Killer bee

Nothing ever finishes. In 2019, I wrote about solving the Spelling Bee puzzle in J. This was more of an exercise in tacit programming, as it was algorithmically less than ideal. My actual, performant solution is a server application, formerly written in Go, but now available in Haskell. This refactor hinges upon a brand new algorithm, which I figured was worth discussing in an agnostic manner here.

The problem

1. There are seven letters: one primary letter and six secondary ones.
2. The player has to use these letters to make words. A letter can be used more than once.
3. Every word must be five letters or more.
4. Every word must contain the primary letter.
5. A valid word is worth one point. A valid word containing all seven letters is worth three points.

The input

1. A plaintext file of newline-delimited words, like the one found at /usr/share/dict/words. This list is filtered and used to construct a dictionary of valid puzzle answers.
2. A seven letter string, such as "putinae", where the first letter "p" represents the primary letter, and the following six "utinae" represent the secondary letters. These characters are run against the dictionary to fetch all words that satisfy the problem.

The solution

This is a fun problem because it's not concerned with how many times a letter appears in a word, only the presence or absence of a character. The puzzle string "baeiouc" is satisfied by both "boa" and "baobab,"¹ as each word is represented by the same set

{b,a,o} ⊆ {b,a,e,i,o,u,c}

With this in mind, every word that satisfies "baeiouc" is a set S where

S ⊆ {b,a,e,i,o,u,c} and b ∈ S

Removing the primary letter "b" and tallying 2^{|{a,e,i,o,u,c}|} yields 64 subsets of valid letters for this puzzle, or any puzzle.

The dictionary is a map S → {W₁ … W_n}, where S is a set of letters, |S| ≤ 7, and W_n is any word represented by S.

Querying the dictionary with all 64 subsets of a puzzle string produces all valid words. Among these subsets will be a single set with a cardinality of 7, which contains every three point value.

Dictionary implementation

This solution is pretty good from a computational perspective. Every problem is solved in a precise number of iterations—no searching necessary. The words associated with a given subset can also be a single newline-intercalated string, since they will always be printed together. Lookups to the dictionary are also trivially parallelized, though I doubt it's even worth spinning up threads here. All that's required is an efficient way to key/query the map by subsets of letters.

When dealing with a set |S| ≤ 64, simple Int types should spring to mind. The following pseudocode creates an integer hash from any string using bitwise OR logic.

hash ∷ Text → Hash
hash []    = 0
hash (α:ω) = (hash ω) | (1 << (charToInt α % 64))

In plain English: for every letter in a word, get the integer representation of that character and modulo it by 64 to get the nth bit in an integer. Set that bit with an OR operation. The final integer is hash representing the set of letters for the word.

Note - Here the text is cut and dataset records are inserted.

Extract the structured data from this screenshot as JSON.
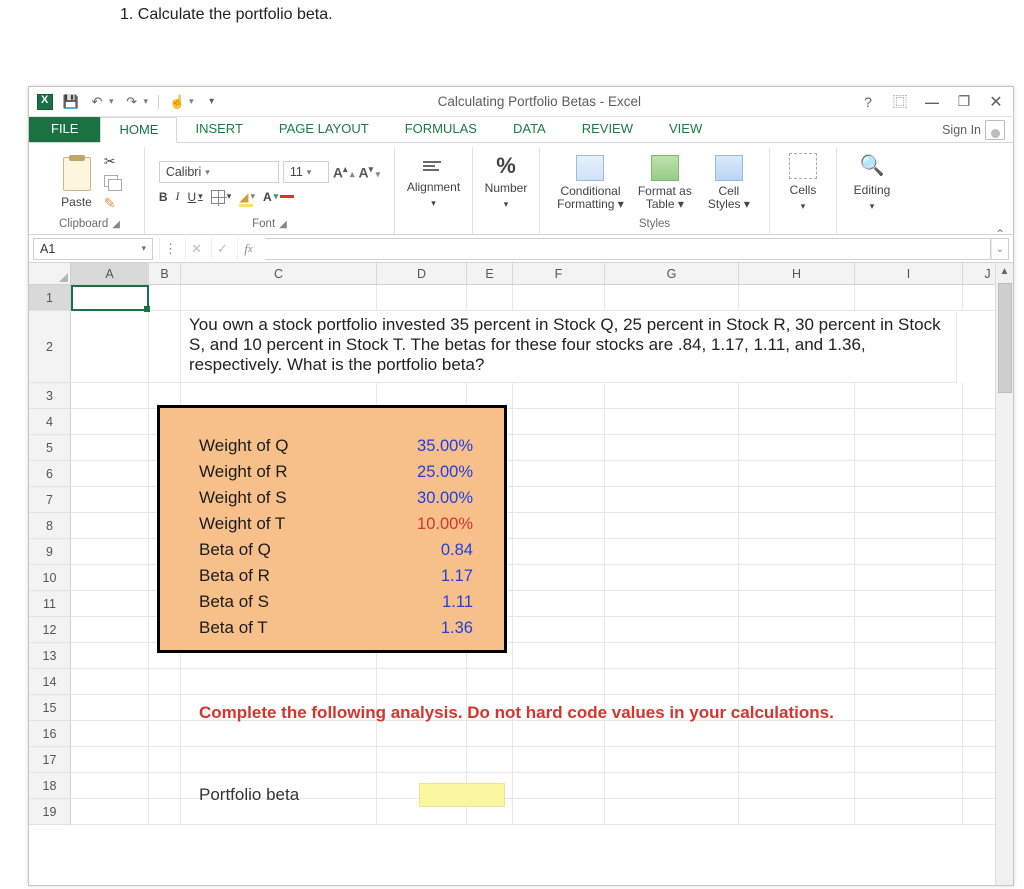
{
  "page": {
    "instruction": "1. Calculate the portfolio beta."
  },
  "titlebar": {
    "document_title": "Calculating Portfolio Betas - Excel"
  },
  "tabs": {
    "file": "FILE",
    "items": [
      "HOME",
      "INSERT",
      "PAGE LAYOUT",
      "FORMULAS",
      "DATA",
      "REVIEW",
      "VIEW"
    ],
    "active_index": 0,
    "signin": "Sign In"
  },
  "ribbon": {
    "clipboard": {
      "paste": "Paste",
      "label": "Clipboard"
    },
    "font": {
      "name": "Calibri",
      "size": "11",
      "label": "Font"
    },
    "alignment": {
      "button": "Alignment"
    },
    "number": {
      "button": "Number",
      "symbol": "%"
    },
    "styles": {
      "cond": "Conditional Formatting",
      "fmtas": "Format as Table",
      "cellstyles": "Cell Styles",
      "label": "Styles"
    },
    "cells": {
      "button": "Cells"
    },
    "editing": {
      "button": "Editing"
    }
  },
  "namebox": "A1",
  "columns": [
    "A",
    "B",
    "C",
    "D",
    "E",
    "F",
    "G",
    "H",
    "I",
    "J"
  ],
  "rows": [
    "1",
    "2",
    "3",
    "4",
    "5",
    "6",
    "7",
    "8",
    "9",
    "10",
    "11",
    "12",
    "13",
    "14",
    "15",
    "16",
    "17",
    "18",
    "19"
  ],
  "sheet": {
    "question": "You own a stock portfolio invested 35 percent in Stock Q, 25 percent in Stock R, 30 percent in Stock S, and 10 percent in Stock T. The betas for these four stocks are .84, 1.17, 1.11, and 1.36, respectively. What is the portfolio beta?",
    "inputs": [
      {
        "label": "Weight of Q",
        "value": "35.00%",
        "color": "blue"
      },
      {
        "label": "Weight of R",
        "value": "25.00%",
        "color": "blue"
      },
      {
        "label": "Weight of S",
        "value": "30.00%",
        "color": "blue"
      },
      {
        "label": "Weight of T",
        "value": "10.00%",
        "color": "red"
      },
      {
        "label": "Beta of Q",
        "value": "0.84",
        "color": "blue"
      },
      {
        "label": "Beta of R",
        "value": "1.17",
        "color": "blue"
      },
      {
        "label": "Beta of S",
        "value": "1.11",
        "color": "blue"
      },
      {
        "label": "Beta of T",
        "value": "1.36",
        "color": "blue"
      }
    ],
    "instruction": "Complete the following analysis. Do not hard code values in your calculations.",
    "result_label": "Portfolio beta"
  }
}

Calculating this hash for every word and then grouping the words by common integers produces the map.

Querying the dictionary

The 64 subsets of a puzzle string don't need to exist at once in memory. They can be dynamically generated in a recursive procedure, and looked up in the dictionary immediately. More pseudocode below.

query ∷ Int → Hash → Hash → [Text]
query n prim sec
  | sec == 0         = []
  | firstBitSet? sec = (lookup newPrim) : (query m prim newSec) ++ (query m newPrim newSec) 
  | otherwise        = query m prim newSec
    where m       = n + 1
          newSec  = sec >> 1
          newPrim = prim | (1 << n)

Maybe mixing Haskell and C syntax like this just makes everybody unhappy. So, in English.

1. Let prim be the hash of the primary letter in the puzzle string.
2. Let sec be the hash of the 6 secondary letters in the puzzle string.
3. Let n be an integer representing the currently focused bit during a given iteration of query. In the initial call to query, n is 0.
4. Iterate through sec, one bit at a time, incrementing n during each recursion. Do this until all 6 active bits in sec have been encountered.
5. If bit n in sec is active, then let newPrim be prim with its nth bit set. Look up newPrim in the dictionary and cons the results against a split recursion: one branch of query called with newPrim, and another called with the old prim.
6. If bit n in sec is inactive, simply recurse to the next bit without doing anything.

This yields a list of 64 strings containing all valid puzzle answers. The very last entry in the list will be the 3 point values that contain all 7 letters.

Conclusion

Please refer to the linked Haskell repository for the actual implementation. The code may make more sense there, but it's also more complicated. This is a lot faster than some earlier stabs I've taken at the problem in 2018, but there may be more chances for optimization: using unboxed arrays instead of a list, exploring alternatives to Text, seeing where laziness helps/hurts queries, etc. There are also plenty of nonsense queries in the 64 subsets, like consonant-only strings. Perhaps these can be avoided entirely through more intelligent hashing.

Notes

1. Ignore the 5 letter limit here.